An earthen tea distills at the roots-groin
Into the smoky weather
A deep familiar essence of the year:
A sweet fetor, a ghost
Of foison, gently welcoming us near
To humus, mulch, compost.
The last mosquitoes lazily hum and play
Above the yeasting earth
A feeble Gloria to this cool decay
Or casual dirge of birth.
(An Autumnal, by Anthony Hecht)
Where are the songs of Spring?

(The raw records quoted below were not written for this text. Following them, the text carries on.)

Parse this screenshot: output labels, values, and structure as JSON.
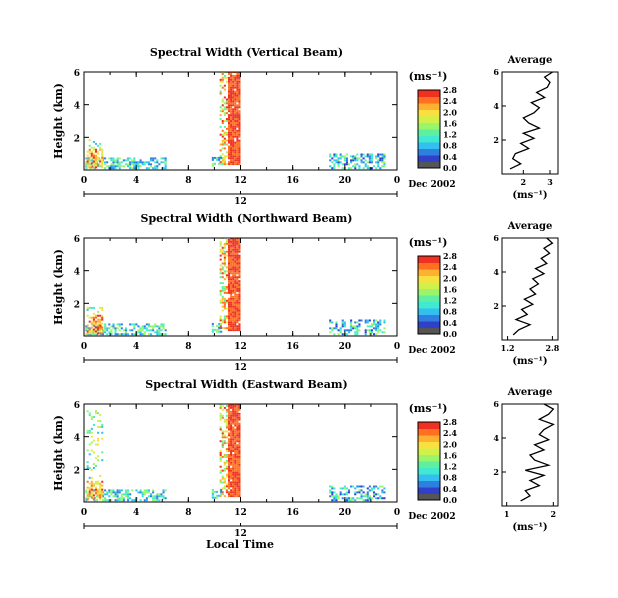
{
  "figure": {
    "xlabel": "Local Time",
    "date_label": "Dec 2002",
    "day_label": "12",
    "ylabel": "Height (km)",
    "colorbar_unit": "(ms⁻¹)",
    "profile_title": "Average",
    "profile_xlabel": "(ms⁻¹)"
  },
  "colormap": [
    "#1a1a80",
    "#3040c8",
    "#2f7fe0",
    "#33bff0",
    "#40ead0",
    "#5ef0a0",
    "#9bf56a",
    "#d2f04a",
    "#f8e040",
    "#ffb030",
    "#ff7020",
    "#f03020"
  ],
  "chart_data": [
    {
      "type": "heatmap",
      "title": "Spectral Width (Vertical Beam)",
      "x_ticks": [
        "0",
        "4",
        "8",
        "12",
        "16",
        "20",
        "0"
      ],
      "x_range": [
        0,
        24
      ],
      "y_ticks": [
        "2",
        "4",
        "6"
      ],
      "y_range": [
        0,
        6
      ],
      "colorbar_ticks": [
        "0.0",
        "0.4",
        "0.8",
        "1.2",
        "1.6",
        "2.0",
        "2.4",
        "2.8"
      ],
      "colorbar_range": [
        0,
        3.0
      ],
      "profile": {
        "x_ticks": [
          "2",
          "3"
        ],
        "x_range": [
          1.2,
          3.3
        ],
        "y_ticks": [
          "2",
          "4",
          "6"
        ],
        "y_range": [
          0,
          6
        ],
        "heights": [
          0.3,
          0.6,
          0.9,
          1.2,
          1.5,
          1.8,
          2.1,
          2.4,
          2.7,
          3.0,
          3.3,
          3.6,
          3.9,
          4.2,
          4.5,
          4.8,
          5.1,
          5.4,
          5.7,
          6.0
        ],
        "values": [
          1.5,
          1.9,
          1.6,
          1.7,
          2.2,
          1.9,
          2.4,
          2.0,
          2.6,
          2.2,
          2.0,
          2.4,
          2.6,
          2.3,
          2.8,
          2.5,
          2.9,
          3.0,
          2.8,
          3.1
        ]
      }
    },
    {
      "type": "heatmap",
      "title": "Spectral Width (Northward Beam)",
      "x_ticks": [
        "0",
        "4",
        "8",
        "12",
        "16",
        "20",
        "0"
      ],
      "x_range": [
        0,
        24
      ],
      "y_ticks": [
        "2",
        "4",
        "6"
      ],
      "y_range": [
        0,
        6
      ],
      "colorbar_ticks": [
        "0.0",
        "0.4",
        "0.8",
        "1.2",
        "1.6",
        "2.0",
        "2.4",
        "2.8"
      ],
      "colorbar_range": [
        0,
        3.0
      ],
      "profile": {
        "x_ticks": [
          "1.2",
          "2.8"
        ],
        "x_range": [
          1.0,
          3.0
        ],
        "y_ticks": [
          "2",
          "4",
          "6"
        ],
        "y_range": [
          0,
          6
        ],
        "heights": [
          0.3,
          0.6,
          0.9,
          1.2,
          1.5,
          1.8,
          2.1,
          2.4,
          2.7,
          3.0,
          3.3,
          3.6,
          3.9,
          4.2,
          4.5,
          4.8,
          5.1,
          5.4,
          5.7,
          6.0
        ],
        "values": [
          1.4,
          1.6,
          2.0,
          1.5,
          1.9,
          1.7,
          2.1,
          1.8,
          2.2,
          2.0,
          2.3,
          2.1,
          2.5,
          2.2,
          2.6,
          2.4,
          2.7,
          2.5,
          2.8,
          2.6
        ]
      }
    },
    {
      "type": "heatmap",
      "title": "Spectral Width (Eastward Beam)",
      "x_ticks": [
        "0",
        "4",
        "8",
        "12",
        "16",
        "20",
        "0"
      ],
      "x_range": [
        0,
        24
      ],
      "y_ticks": [
        "2",
        "4",
        "6"
      ],
      "y_range": [
        0,
        6
      ],
      "colorbar_ticks": [
        "0.0",
        "0.4",
        "0.8",
        "1.2",
        "1.6",
        "2.0",
        "2.4",
        "2.8"
      ],
      "colorbar_range": [
        0,
        3.0
      ],
      "profile": {
        "x_ticks": [
          "1",
          "2"
        ],
        "x_range": [
          0.9,
          2.1
        ],
        "y_ticks": [
          "2",
          "4",
          "6"
        ],
        "y_range": [
          0,
          6
        ],
        "heights": [
          0.3,
          0.6,
          0.9,
          1.2,
          1.5,
          1.8,
          2.1,
          2.4,
          2.7,
          3.0,
          3.3,
          3.6,
          3.9,
          4.2,
          4.5,
          4.8,
          5.1,
          5.4,
          5.7,
          6.0
        ],
        "values": [
          1.3,
          1.5,
          1.4,
          1.7,
          1.5,
          1.8,
          1.4,
          1.9,
          1.6,
          1.5,
          1.8,
          1.6,
          1.9,
          1.7,
          1.8,
          2.0,
          1.7,
          1.9,
          2.0,
          1.8
        ]
      }
    }
  ]
}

Ay, where are they?
Think not of them, thou hast thy music too —
While barred clouds bloom the soft-dying day,
And touch the stubble plains with rosy hue;
Then in a wailful choir the small gnats mourn
Among the river sallows, borne aloft
Or sinking as the light wind lives or dies;
And full-grown lambs loud bleat from hilly bourn;
Hedge-crickets sing; and now with treble soft
The red-breast whistles from a garden-croft;
And gathering swallows twitter in the skies.
(To Autumn, by John Keats)
Stylization is in some sense the artist’s evaluation of those facets of reality that he or she chooses to present. It is the artist saying to us: Yes, I regard this as important enough to make into a work of art which I’ve crafted by means of my own unique method of thinking and doing.
In this way, the artist’s method of execution — i.e. style — as well as the artist’s choice of subject-matter, gives a profound glimpse into the artist’s soul.
We, in turn, disclose our soul in responding — or not — to a given work of art.
And this is the way in which art is a branch of philosophy.